Towards a Radical Theory of Happiness: A Personal Beginning

There, I’ve taken the first step. What would a Marxist say on the subject of happiness? Originally, Marxism is about understanding and overcoming capitalism. Then it became involved in just about everything else: from politics and philosophy to literature and cultural studies. On these it has had a lot to say, but what of happiness?

Certainly, the answer involves overturning the structures of inequality and creating a just social order, where everybody’s basic needs are met. A life without these couldn’t possibly be happy. But while I recognize the social and political dimension of happiness, I want to inquire, from a Marxist point of view, into its personal and psychological facets. We should all strive to create a just world for all, but in the interim and even when that world has come to being, how do we conduct ourselves on a day-to-day to basis? And how do we manage a wide range of emotions: fear, envy, anger, love, apathy, indifference, joy, laziness? 

I understand that Marxism does not traditionally deal with these matters, but a theory of human liberation which has little to say about human emotions and feelings is not a genuine theory of human liberation.

Oh don’t get me wrong. Many Marxists or radical philosophers—Erich Fromm, Theodor Adorno, Max Horkheimer, and Herbert Marcuse, just to name a few— have written much that bear on this question, as do the works of lifestyle activists who live out their beliefs in their day-to-day existence. But it’s either that I have to read these all or that they have to be synthesized, developed, refined, and hijacked to reach new frontiers of thought.

But a Marxist Theory of Happiness should not be limited to the works of Marxists and other thinkers and scholars of radical persuasion. Insights on religion and spirituality will prove to be useful, as will the pronouncements of the self-help and (positive) psychology movements, and even corporate human resource development resource speakers.

Despite the flaws and wackiness of self-help and positive psychology movements, and the capitalist-orientation of human resources development programs, we dismiss them at our peril. For doing so means abandoning an entire terrain of human life onto the hands of “the enemy,” as it were. Their ideas, for all their “reactionary” character, have to be engaged with, appropriated, refined, qualified, or discarded whatever the case may be, but definitely in order to develop more progressive thinking on happiness, productivity, motivation, self-fulfillment, engagement, teamwork, conflict resolution, leadership, and the like.

A radical, Leftist, Marxist or progressive has much to learn from “capitalist” writings on these topics. For instance, insights on advertising and marketing, while geared for capitalist profit, can be appropriated and refined to communicate radical ideas properly. Marketers and advertisers are said to be “persuaders,” so why not press this persuading know-how in the service of radical, more progressive ends, such as shaking people out of their political apathy or convincing them of the need for a broader, deep-seated transformation of society?

I believe that much of social life has been atomized. For many of us, we pursue our individual dreams—migrating abroad, getting a dream house, etc. —and have lost focus and the ability to act on a collective goal such as national development or justice for all of the world’s poor.  We know there are problems, and we want to help (and we do in our own way), but we are no longer…involved the way we can and should be.

This is by no means  a call to drop whatever we are doing and become full-time activists for the cause.
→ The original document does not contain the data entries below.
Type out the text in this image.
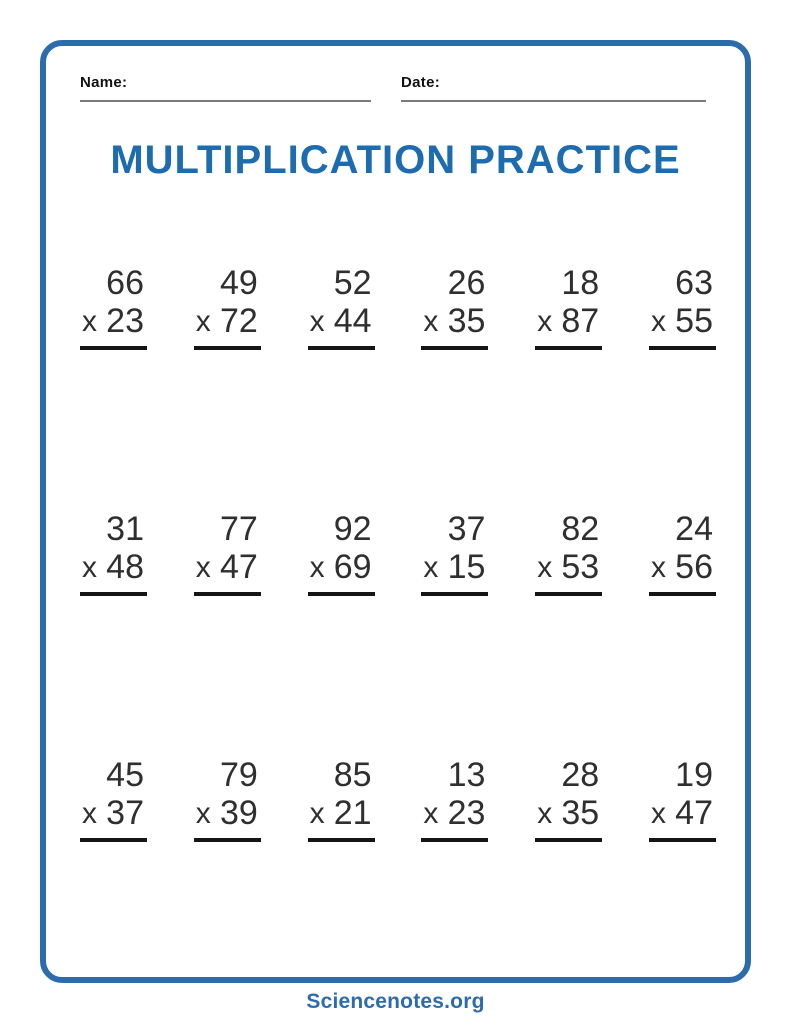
Name:	Date:
MULTIPLICATION PRACTICE
66
x 23
49
x 72
52
x 44
26
x 35
18
x 87
63
x 55
31
x 48
77
x 47
92
x 69
37
x 15
82
x 53
24
x 56
45
x 37
79
x 39
85
x 21
13
x 23
28
x 35
19
x 47
Sciencenotes.org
It’s just to argue that part of the struggle for a better life will have to take place not just in and over socioeconomic policies but also in this individualized, atomized society, one that has been promoted by the capitalist powers-that-be. These are the rules of engagement, as it were, and radicals have little choice but to fight on such terms and in this terrain, which for now is inhospitable to the idea of solidarity and the collective action.

Today, this entails for me engaging with individualist philosophies of happiness, human subjectivity, theories of emotions, and the like. Radicals have to find a way to use whatever can be found in this unfriendly terrain to forge a new theory of the aforementioned, one that is conducive to and dovetails with the collective, political dimension of human life. And I have faith in the dialectic and in the notion of immanent critique for us to succeed. There is or has to be something within this atomized, individualist society that can be turned against it.

In the meantime, just keep reading, just keep reading.